Power outage in Linode Fremont Datacenter

derrickpetzold · on Nov 21, 2010

My linode has been down for over an hour and still counting. They just went under three nines in one day...

liuliu · on Nov 21, 2010

I noticed this an hour later because my monitor script was set up in the same datacenter. Lesson learned.

theDoug · on Nov 21, 2010

I have zero affiliation with the group, apart from being a casual user but http://wasitup.com/ has come in handy for me quite often. Even for free, it'll do a check 20 times an hour.

uggedal · on Nov 21, 2010

Just keep in mind that I host http://wasitup.com in Linode's London facilities. Data center redundancy has been on my TODO list for some time now.

archon810 · on Nov 21, 2010

Another vote for wasitup.com. I use wasitup.com, host-tracker.com, and basicstate.com, and wasitup.com is consistently the first one to report an outage, followed by basicstate, which has a surprisingly gloomy and odd interface, yet good service, and then followed by host-tracker.com, which sucks pretty much on all levels. All are free btw.

jackowayed · on Nov 21, 2010

Pingdom also has a very good free plan. It's limited to one url, but for that URL, it's just as good as their paid plans.
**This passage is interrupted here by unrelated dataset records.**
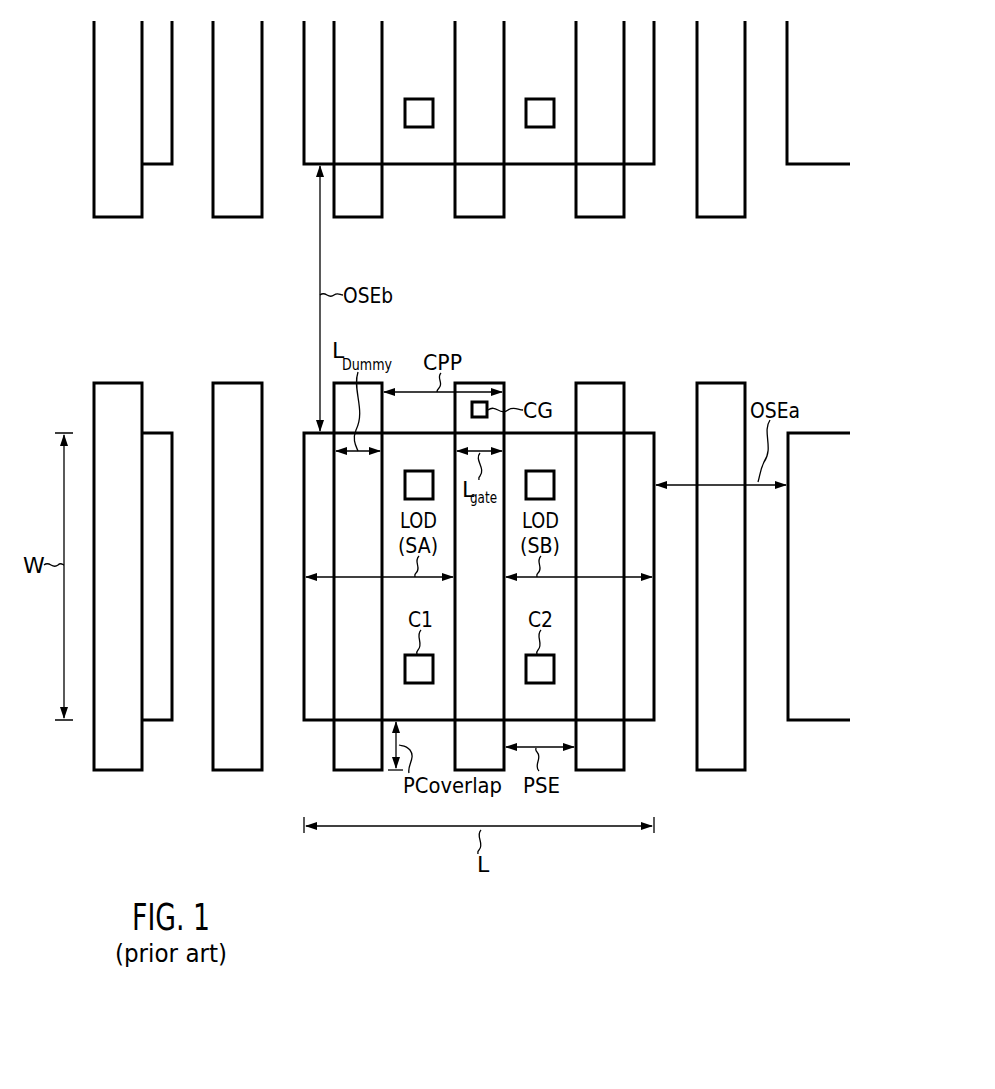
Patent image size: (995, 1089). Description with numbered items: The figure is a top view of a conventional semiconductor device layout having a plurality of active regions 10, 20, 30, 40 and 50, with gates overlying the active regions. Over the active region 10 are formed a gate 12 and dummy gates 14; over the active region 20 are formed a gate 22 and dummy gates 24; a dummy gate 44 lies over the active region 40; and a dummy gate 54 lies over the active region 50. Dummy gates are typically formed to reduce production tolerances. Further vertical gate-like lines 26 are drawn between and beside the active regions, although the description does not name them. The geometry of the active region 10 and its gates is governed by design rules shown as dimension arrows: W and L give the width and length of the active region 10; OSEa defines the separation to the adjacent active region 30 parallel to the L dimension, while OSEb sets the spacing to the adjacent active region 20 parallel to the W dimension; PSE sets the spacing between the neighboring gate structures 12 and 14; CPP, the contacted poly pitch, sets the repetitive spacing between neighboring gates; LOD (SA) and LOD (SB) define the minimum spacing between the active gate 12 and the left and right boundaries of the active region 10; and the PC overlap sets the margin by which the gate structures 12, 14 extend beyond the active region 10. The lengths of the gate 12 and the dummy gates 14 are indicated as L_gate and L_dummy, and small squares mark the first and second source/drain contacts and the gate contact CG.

The active region 10 is at (641, 433).
The gate 12 is at (492, 758).
The dummy gates 14 is at (372, 758).
The active region 20 is at (655, 150).
The gate 22 is at (491, 203).
The dummy gates 24 is at (371, 203).
The poly line 26 is at (250, 203).
The active region 30 is at (810, 720).
The active region 40 is at (159, 166).
The dummy gate 44 is at (130, 203).
The active region 50 is at (158, 433).
The dummy gate 54 is at (130, 758).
So you get checks from a ton of DC's, and it tracks response time as well as uptime.

akl · on Nov 21, 2010

It hasn't been well publicized after the original announcement (and isn't prominently placed on their plans page, either) but I've had great success with Cloudkick's free developer plan on my personal virt (which is still down..):

https://www.cloudkick.com/accounts/signup/developer/

CK sent me a text message as soon as my host went down earlier, which gave me time to file the ticket against Linode.

Only caveat - they don't provide a signed RPM, which can cause some administrative hardship for linux users using rpm-based distributions (most of the yum operations require you to add an extra cli option to allow working with unsigned rpm's), but it's a minor complaint given that their agent isn't mandatory and doesn't need a lot of updates.
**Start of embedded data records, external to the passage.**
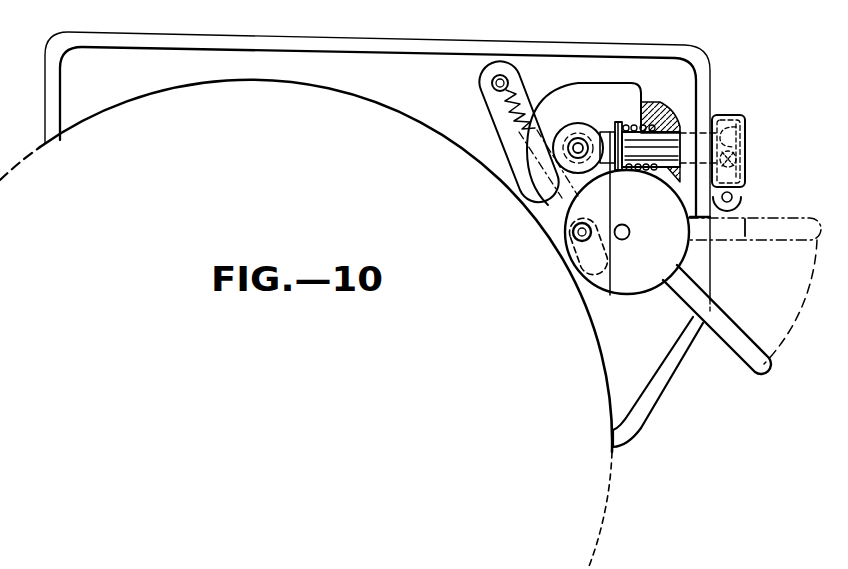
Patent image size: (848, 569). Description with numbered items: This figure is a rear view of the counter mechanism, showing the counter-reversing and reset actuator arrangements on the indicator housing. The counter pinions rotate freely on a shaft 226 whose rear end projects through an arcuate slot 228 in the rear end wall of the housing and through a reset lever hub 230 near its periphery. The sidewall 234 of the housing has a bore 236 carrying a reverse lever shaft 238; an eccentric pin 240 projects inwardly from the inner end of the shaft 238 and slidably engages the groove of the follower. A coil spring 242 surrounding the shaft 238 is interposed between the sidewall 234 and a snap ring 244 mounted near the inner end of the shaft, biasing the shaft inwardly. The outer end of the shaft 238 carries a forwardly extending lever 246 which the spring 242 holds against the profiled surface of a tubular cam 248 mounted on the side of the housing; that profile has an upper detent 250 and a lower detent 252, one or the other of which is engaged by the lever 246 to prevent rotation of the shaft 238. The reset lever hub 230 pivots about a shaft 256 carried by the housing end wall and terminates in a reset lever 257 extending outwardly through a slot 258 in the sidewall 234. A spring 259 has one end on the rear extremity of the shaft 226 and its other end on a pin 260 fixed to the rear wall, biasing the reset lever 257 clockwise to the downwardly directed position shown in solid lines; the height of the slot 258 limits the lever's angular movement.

The shaft 226 is at (566, 238).
The arcuate slot 228 is at (566, 259).
The reset lever hub 230 is at (583, 283).
The sidewall 234 is at (712, 97).
The bore 236 is at (682, 132).
The reverse lever shaft 238 is at (658, 135).
The eccentric pin 240 is at (592, 126).
The coil spring 242 is at (623, 130).
The snap ring 244 is at (613, 122).
The lever 246 is at (742, 192).
The tubular cam 248 is at (745, 125).
The upper detent 250 is at (748, 140).
The lower detent 252 is at (747, 159).
The shaft 256 is at (629, 241).
The reset lever 257 is at (728, 233).
The slot 258 is at (707, 273).
The spring 259 is at (498, 110).
The pin 260 is at (492, 84).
archon810 · on Nov 21, 2010

So... they ever heard of redundant power generators? Does anyone know what happened exactly?

akira2501 · on Nov 21, 2010

I've had power transfer switches fail more than once. Just because you have a redundancy available doesn't mean you are reducing failure points in the system.

cvg · on Nov 21, 2010

I live right down the street from the datacenter (~ 0.5 miles). The whole area's power was out for a bit, but know more than an hour. My site is having errors.

jfb · on Nov 21, 2010

I had just brought up a new instance. Why not choose Fremont? It's right down the .... oh dammit.

delano · on Nov 21, 2010

That's a good case in point. In general you're better off choosing locations further away from where you live/work to prevent issues like this where your office/home and datacenter could be affected at the same time.

jfb · on Nov 21, 2010

It was especially dumb of me because my other instance was ... in Fremont.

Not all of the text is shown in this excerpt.